In theory, shouldn't User 1 always be able to access any files, private or public, if they are served through drupal?
Comment #10
mkesicki CreditAttribution: mkesicki commentedI committed changes to GIT (click here to see the diff).
Please check it and write if this helps or not.
@veleiro thank you for help.
Comment #11
veleiro CreditAttribution: veleiro commentedThis fixes the problem, thank you!!
Now I think that when new users of CKeditor enable the mod, they wont have a hard time figuring out why they cant get access to their private files
Comment #12
mkesicki CreditAttribution: mkesicki commentedThank you @veleiro.

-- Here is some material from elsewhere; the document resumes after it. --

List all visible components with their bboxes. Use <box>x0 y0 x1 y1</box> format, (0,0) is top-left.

Glad to hear that this problem is fixed.
Comment #14
alexkb CreditAttribution: alexkb commentedI'm using the current -dev version, and having various issues with CKFinder actually saving the files that get uploaded. It seems to know they exist, but they're no where to be found in sites/default/files/private, and the html just renders out broken images.
Additionally, I see the following error in my drupal status report, that I can't get rid of:
The config.php definitely exists, and ckfinder actually works when I goto "Browse Server" in CKEditor, so it's probably fine to ignore, i guess? I'll have another go tomorrow, and will report back what I find.
Comment #15
mkesicki CreditAttribution: mkesicki commented@alexkb mentioned error about status report is known and will be fixed.

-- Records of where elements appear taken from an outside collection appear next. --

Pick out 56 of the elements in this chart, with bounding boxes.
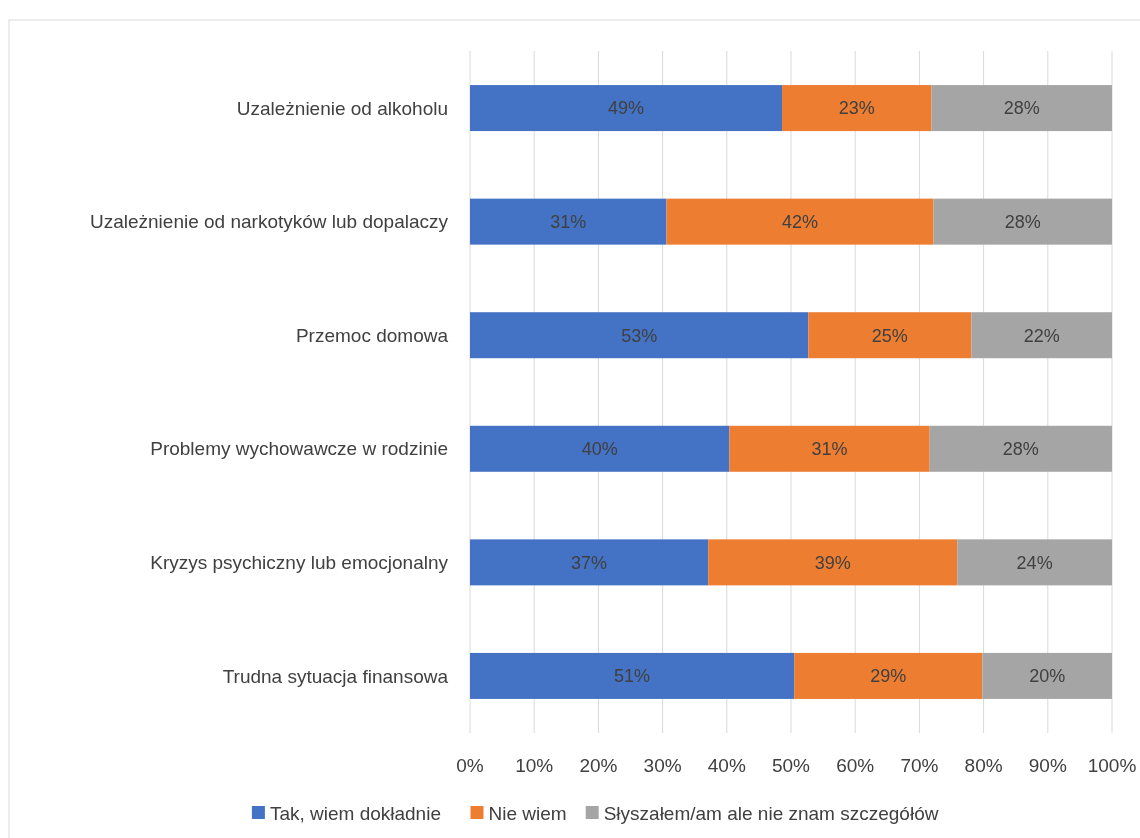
data-label: 24% xyxy=(1016,552,1053,573)
data-label: 31% xyxy=(550,211,587,232)
x-tick-label: 70% xyxy=(900,754,939,776)
x-tick-label: 80% xyxy=(964,754,1003,776)
bar xyxy=(808,312,972,359)
x-tick-label: 10% xyxy=(515,754,554,776)
x-tick-label: 100% xyxy=(1087,754,1137,776)
bar xyxy=(933,198,1112,245)
bar xyxy=(470,312,809,359)
data-label: 37% xyxy=(571,552,608,573)
data-label: 31% xyxy=(811,439,848,460)
y-tick-label: Problemy wychowawcze w rodzinie xyxy=(150,438,448,460)
bar xyxy=(470,652,795,699)
bar xyxy=(929,425,1112,472)
data-label: 29% xyxy=(870,666,907,687)
data-label: 23% xyxy=(838,98,875,119)
x-tick-label: 40% xyxy=(707,754,746,776)
bar xyxy=(470,539,709,586)
bar xyxy=(470,198,667,245)
x-tick-label: 60% xyxy=(836,754,875,776)
x-tick-label: 90% xyxy=(1028,754,1067,776)
bar xyxy=(794,652,983,699)
bar xyxy=(782,85,932,132)
data-label: 42% xyxy=(781,211,818,232)
data-label: 25% xyxy=(871,325,908,346)
data-label: 40% xyxy=(581,439,618,460)
x-tick-label: 50% xyxy=(771,754,811,776)
bar xyxy=(982,652,1112,699)
x-tick-label: 20% xyxy=(579,754,618,776)
data-label: 49% xyxy=(607,98,645,119)
data-label: 28% xyxy=(1003,98,1040,119)
bar xyxy=(470,425,730,472)
legend-label: Nie wiem xyxy=(488,802,567,824)
y-tick-label: Uzależnienie od alkoholu xyxy=(236,97,448,119)
bar xyxy=(470,85,783,132)
y-tick-label: Trudna sytuacja finansowa xyxy=(222,665,449,687)
legend-label: Tak, wiem dokładnie xyxy=(269,802,441,824)
bar xyxy=(708,539,958,586)
data-label: 39% xyxy=(814,552,851,573)
y-tick-label: Uzależnienie od narkotyków lub dopalaczy xyxy=(89,211,449,233)
legend-label: Słyszałem/am ale nie znam szczegółów xyxy=(603,802,939,824)
x-tick-label: 0% xyxy=(456,754,484,776)
data-label: 53% xyxy=(621,325,658,346)
data-label: 51% xyxy=(614,666,651,687)
bar xyxy=(931,85,1112,132)
data-label: 22% xyxy=(1023,325,1060,346)
x-tick-label: 30% xyxy=(643,754,682,776)
data-label: 20% xyxy=(1029,666,1066,687)
data-label: 28% xyxy=(1004,211,1041,232)
bar xyxy=(666,198,934,245)
y-tick-label: Przemoc domowa xyxy=(295,324,449,346)
data-label: 28% xyxy=(1002,439,1039,460)
bar xyxy=(971,312,1112,359)
y-tick-label: Kryzys psychiczny lub emocjonalny xyxy=(150,552,449,574)
bar xyxy=(729,425,930,472)
bar xyxy=(957,539,1112,586)
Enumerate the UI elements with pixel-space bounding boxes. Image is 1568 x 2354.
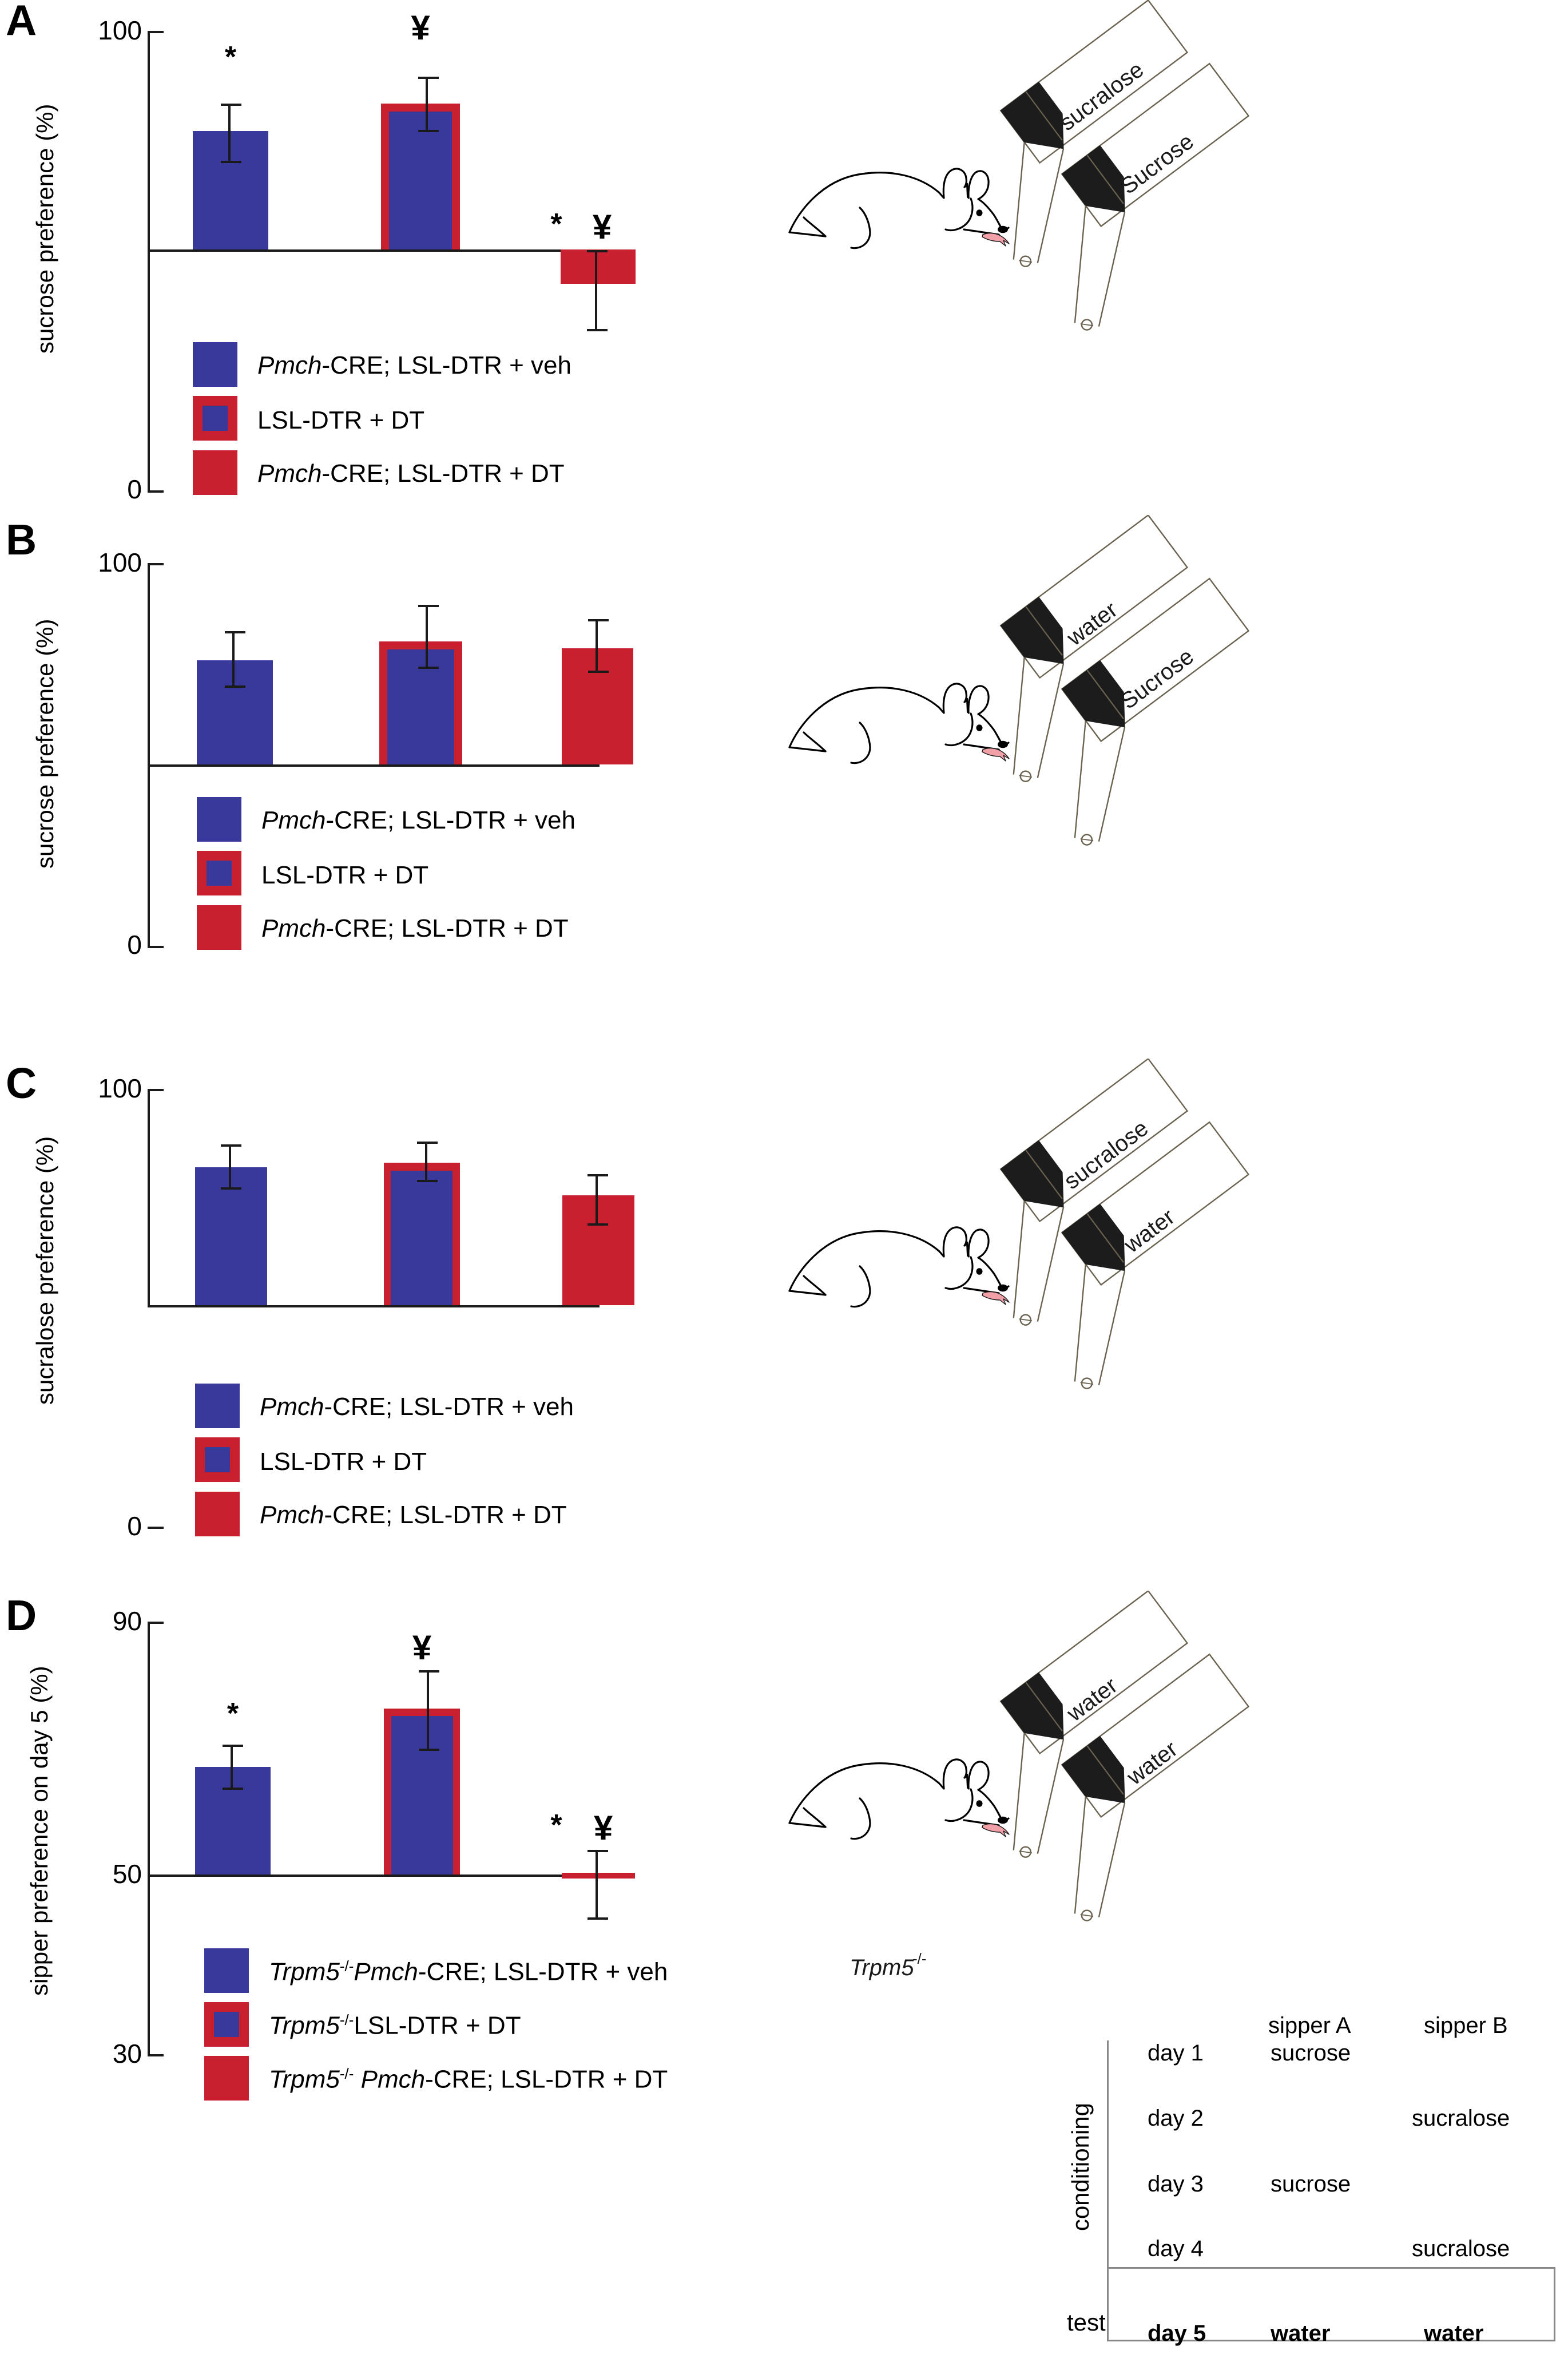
- svg-text:Trpm5: Trpm5: [850, 1955, 914, 1980]
- svg-text:-/-: -/-: [912, 1950, 927, 1967]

If you use private download method in drupal please check settings for "Enable access to files located in the private folder " and "Location of files uploaded with CKEditor to the private folder " options in CKEditor Global profile. Please remember that these settings shows only when you have "Private download method" set in Drupal.
Comment #16
alexkb CreditAttribution: alexkb commentedmichal_cksource: as mentioned, these settings were already checked. I've given up on CKFinder, and resorted to using IMCE which works fine.
There is still an issue with private files being accessible even when the node is restricted, but that's another matter.
Thanks.
Comment #17
jorgbert CreditAttribution: jorgbert commentedIt appears that I may be running into the flip side of this exact same problem. And yes, it IS a problem. I have wasted the better part of a day trying to figure out what is going on. It's maddening. :)

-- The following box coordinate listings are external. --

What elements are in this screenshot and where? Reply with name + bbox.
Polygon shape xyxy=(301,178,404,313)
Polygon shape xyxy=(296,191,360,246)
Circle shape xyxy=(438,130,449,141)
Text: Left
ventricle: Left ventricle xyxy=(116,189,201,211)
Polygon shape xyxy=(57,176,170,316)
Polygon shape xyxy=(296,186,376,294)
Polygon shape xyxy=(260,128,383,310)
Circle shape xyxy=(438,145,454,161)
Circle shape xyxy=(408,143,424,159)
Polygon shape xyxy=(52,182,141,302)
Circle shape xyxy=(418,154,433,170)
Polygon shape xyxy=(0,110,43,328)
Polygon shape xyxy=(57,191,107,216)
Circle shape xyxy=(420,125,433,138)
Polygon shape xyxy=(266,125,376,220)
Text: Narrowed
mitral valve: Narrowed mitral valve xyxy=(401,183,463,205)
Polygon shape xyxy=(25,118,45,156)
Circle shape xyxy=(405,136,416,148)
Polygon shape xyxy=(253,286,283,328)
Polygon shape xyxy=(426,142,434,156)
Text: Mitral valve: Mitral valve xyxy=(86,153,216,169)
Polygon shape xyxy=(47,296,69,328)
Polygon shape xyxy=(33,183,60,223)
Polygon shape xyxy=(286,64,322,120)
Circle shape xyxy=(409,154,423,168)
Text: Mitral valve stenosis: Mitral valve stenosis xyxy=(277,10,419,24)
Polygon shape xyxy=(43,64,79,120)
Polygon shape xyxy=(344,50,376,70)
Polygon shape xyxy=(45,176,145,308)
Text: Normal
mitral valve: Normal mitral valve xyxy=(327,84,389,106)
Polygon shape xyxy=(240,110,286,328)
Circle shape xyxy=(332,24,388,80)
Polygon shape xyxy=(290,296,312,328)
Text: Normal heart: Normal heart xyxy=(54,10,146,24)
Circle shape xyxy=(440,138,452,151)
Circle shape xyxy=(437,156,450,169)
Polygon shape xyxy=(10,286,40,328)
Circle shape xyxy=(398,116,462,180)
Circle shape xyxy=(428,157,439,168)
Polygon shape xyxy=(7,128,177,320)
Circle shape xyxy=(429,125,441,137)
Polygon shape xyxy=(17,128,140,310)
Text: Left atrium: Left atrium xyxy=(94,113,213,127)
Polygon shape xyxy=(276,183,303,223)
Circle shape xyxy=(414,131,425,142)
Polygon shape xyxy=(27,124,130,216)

"FileDepot throws "Access denied error" when combined with Drupal CKEditor 7.x-1.6 module"
http://drupal.org/node/1445458
Comment #18
jorgbert CreditAttribution: jorgbert commentedWe don't have any plans to store our images in the private directory. The solution was to comment out ALL of the "ckeditor_file_download" function in ckeditor.module. Now we no longer have problems with our FileDepot module for secure Document Management, and CKFinder works perfectly for embedding images, etc into webpages. The direct file access shaves about a minute over other solutions like WebFM that run through the database. We're not using CKFinder to download assets anyway. The web server directly accesses the custom /assets/images/ directory for lightning speed.
Comment #19
mkesicki CreditAttribution: mkesicki commented@jorgbert which version of CKEditor module do you tried and have problems with "FileDepot" module ?
Comment #20
jorgbert CreditAttribution: jorgbert commentedDrupal CKEditor 7.x-1.6 module
Here is the complete rundown, and how I solved the problem - http://drupal.org/node/1445458
By the way I love both your CKEditor, CKFinder and their FileDepot Document Management. Media rounds out support for that area. All three products are (or will be since I found FileDepot) core parts of our installations. Now that I have CKFinder working with the other products I want to go online, and purchase your Corporate License at http://ckfinder.com/purchase
Have a great day!
Comment #21
mkesicki CreditAttribution: mkesicki commented@jorgbert in DEV version there is a patch to hook_download function in CKEditor module.
You can check it.
Comment #22
jorgbert CreditAttribution: jorgbert commentedCool. Thanks!